Der Kandidat für die Nachfolge von Wolfgang Schuster, Sebastian Turner, war an den Erfolgen der Imagekampagne für das Land beteiligt – aber auch am Verlust des Auftrages.

Titelteam Stuttgarter Zeitung: Andreas Müller (mül)

Stuttgart - Das Thema wird früher oder später bei den meisten Auftritten von Sebastian Turner in Stuttgart angesprochen. Ob der legendäre Slogan für die Imagekampagne des Landes („Wir können alles, außer Hochdeutsch“) wirklich von ihm stamme? „Schon“, bekannte der einstige Werbeprofi kürzlich mit gespielter Bescheidenheit bei einem Podiumsgespräch. „Die Kollegen, die dabei waren, sagen, ich hätte den Einfall gehabt.“ Heute, da der Spruch anders als beim Start der Kampagne unumstritten sei, stehe er „noch lieber dazu“, ergänzte er schmunzelnd.

 

Eigentlich bemüht sich der von der CDU nominierte OB-Kandidat, seine Karriere in der Werbung als abgeschlossenes Kapital darzustellen. Schon 2008 sei er aus der Führung der Agentur Scholz & Friends ausgeschieden, seine Tätigkeit dort sei mithin „seit einigen Jahren Geschichte“. Die Frage, warum er einen so „tollen Job“ freiwillig aufgegeben habe, beschied er bei der Talkrunde kurz und bündig mit „deshalb“. Man solle eben aufhören, so seine Botschaft, wenn es am schönsten ist.

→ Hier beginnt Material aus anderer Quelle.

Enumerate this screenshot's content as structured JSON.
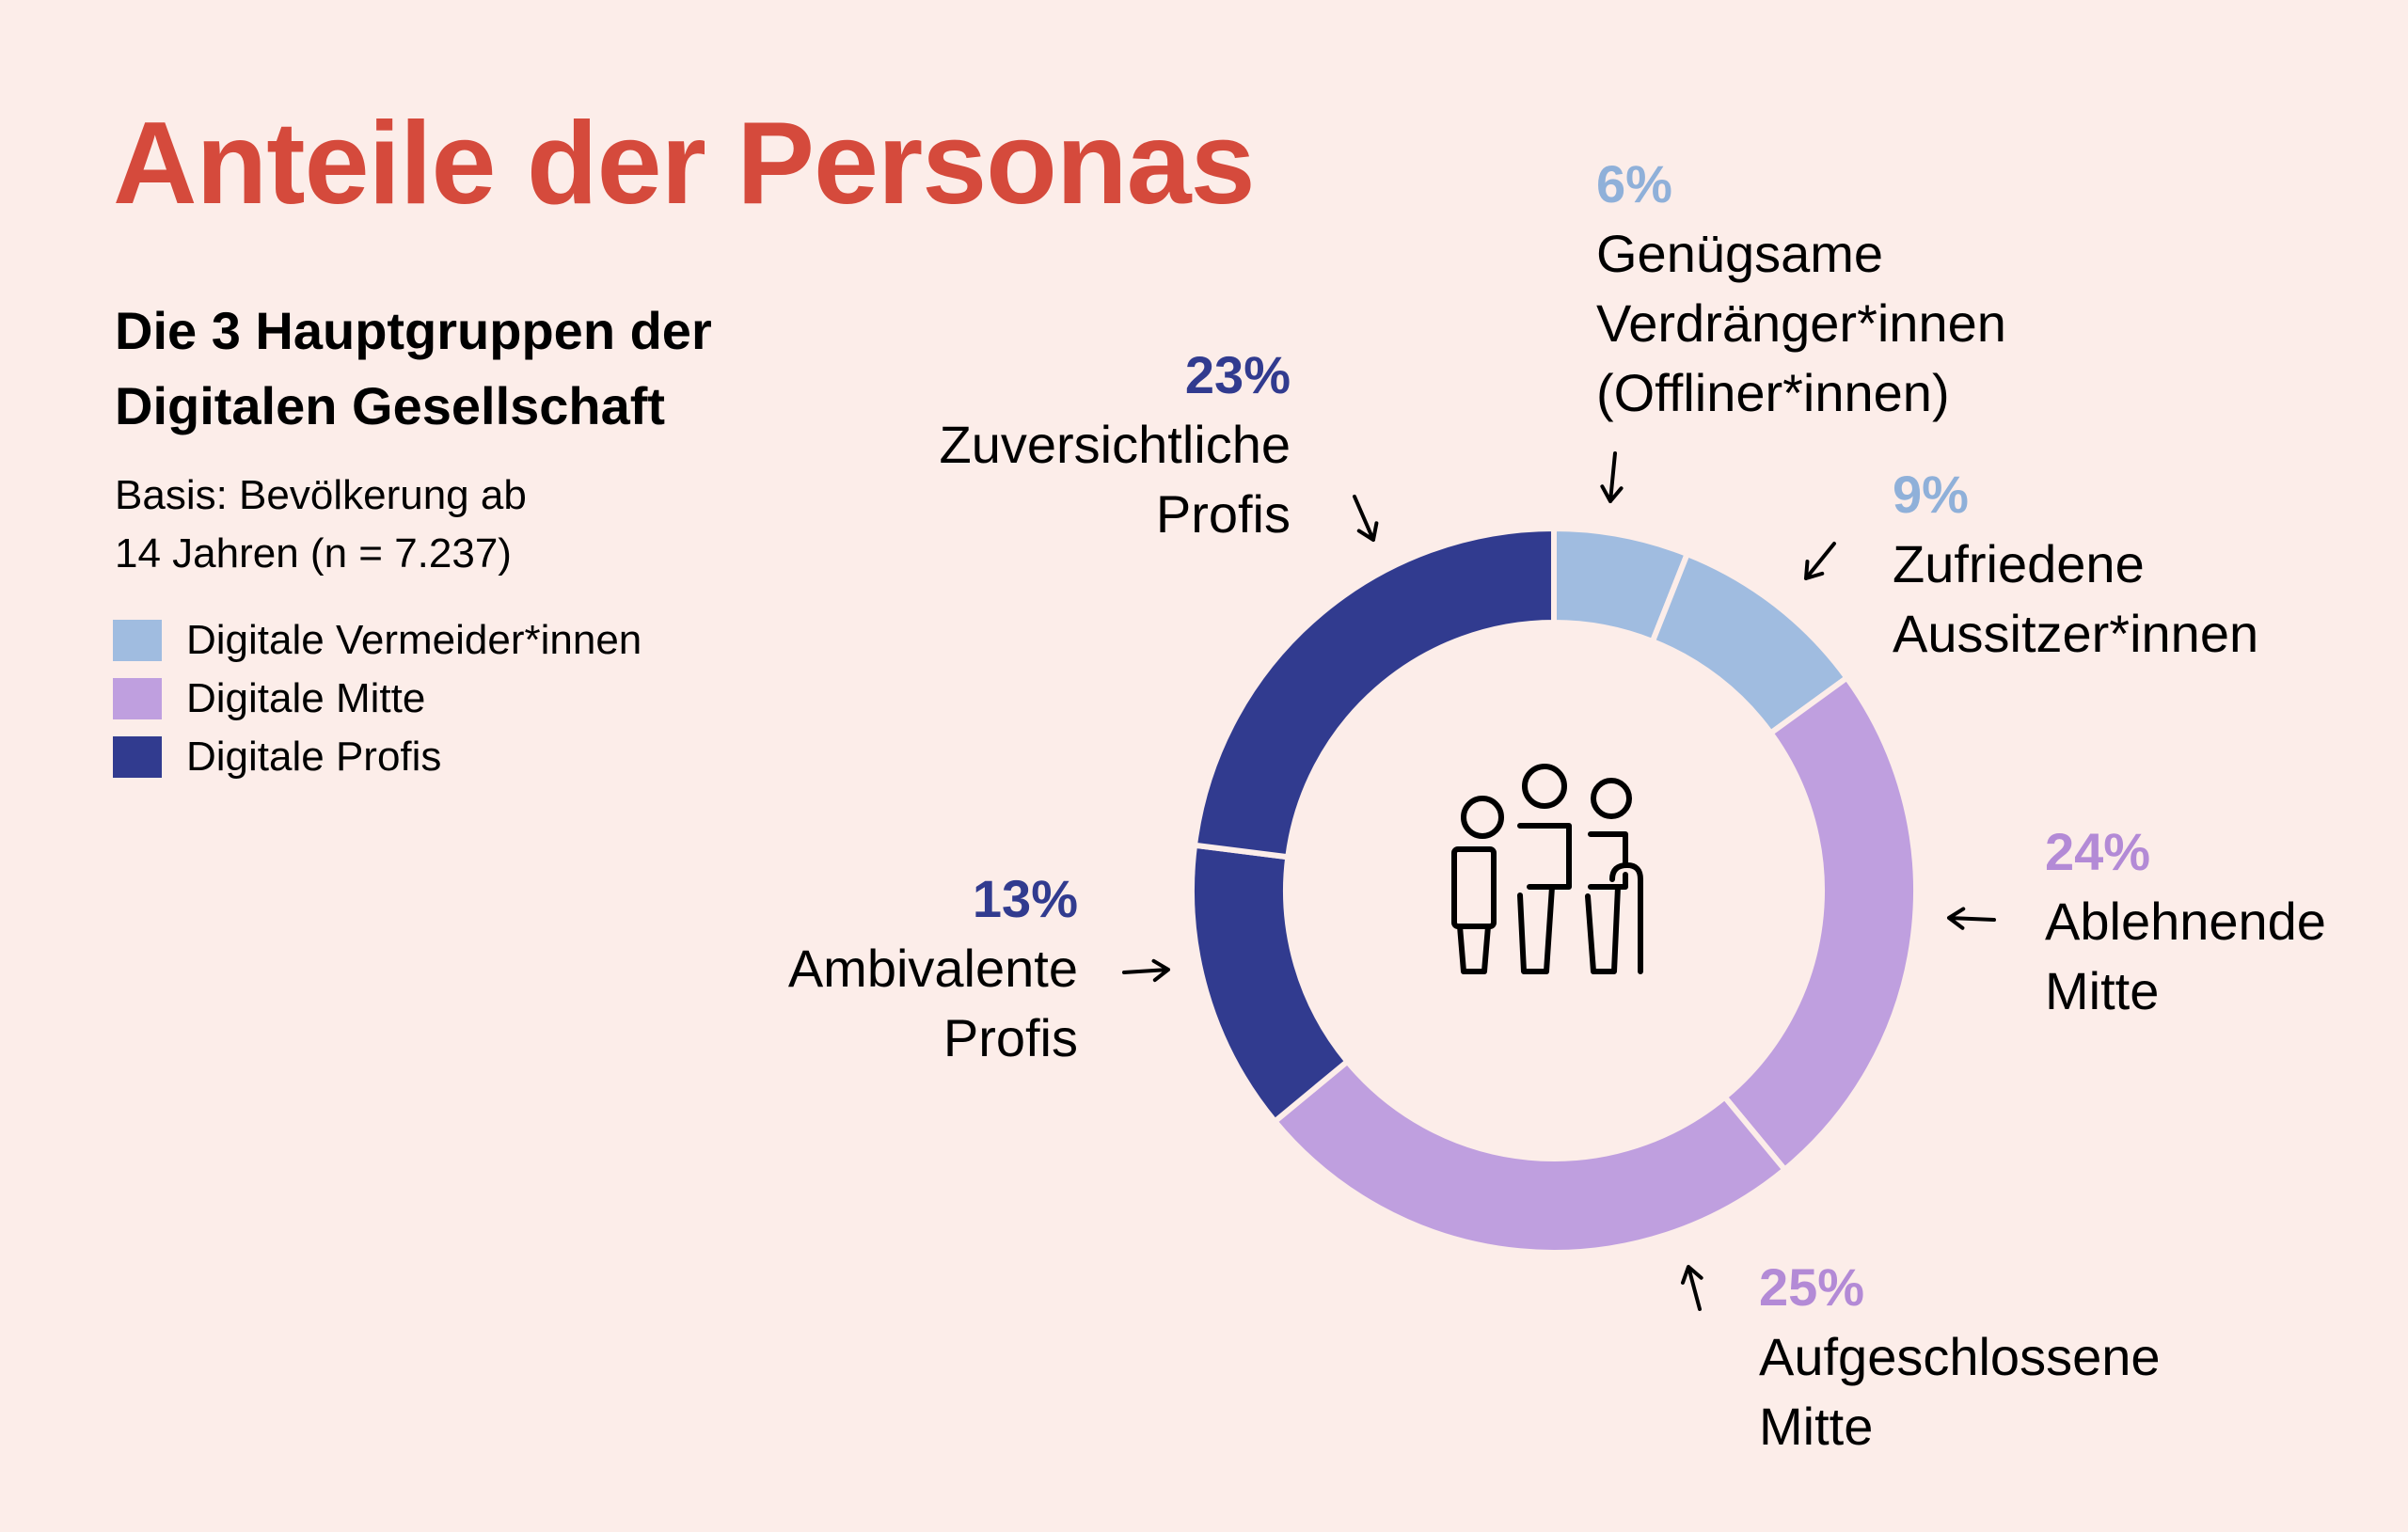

„Der Achttausender unter den Werbesätzen“

Doch auf sein Wirken für das Land Baden-Württemberg lässt sich Turner immer noch sichtlich gerne ansprechen. Die 1999 gestartete Kampagne wurde schließlich mit Preisen überhäuft und setzte Maßstäbe für die Länderwerbung insgesamt. Für Scholz & Friends war sie wohl eines der werbewirksamsten Aushängeschilder. „,Wir können alles . . .‘ gehöre „zu den Achttausendern unter den Werbesätzen“, sagt der heutige Kreativ-Geschäftsführer Martin Pross – weit herausragend also aus den vielen kleinen und mittleren Gipfeln.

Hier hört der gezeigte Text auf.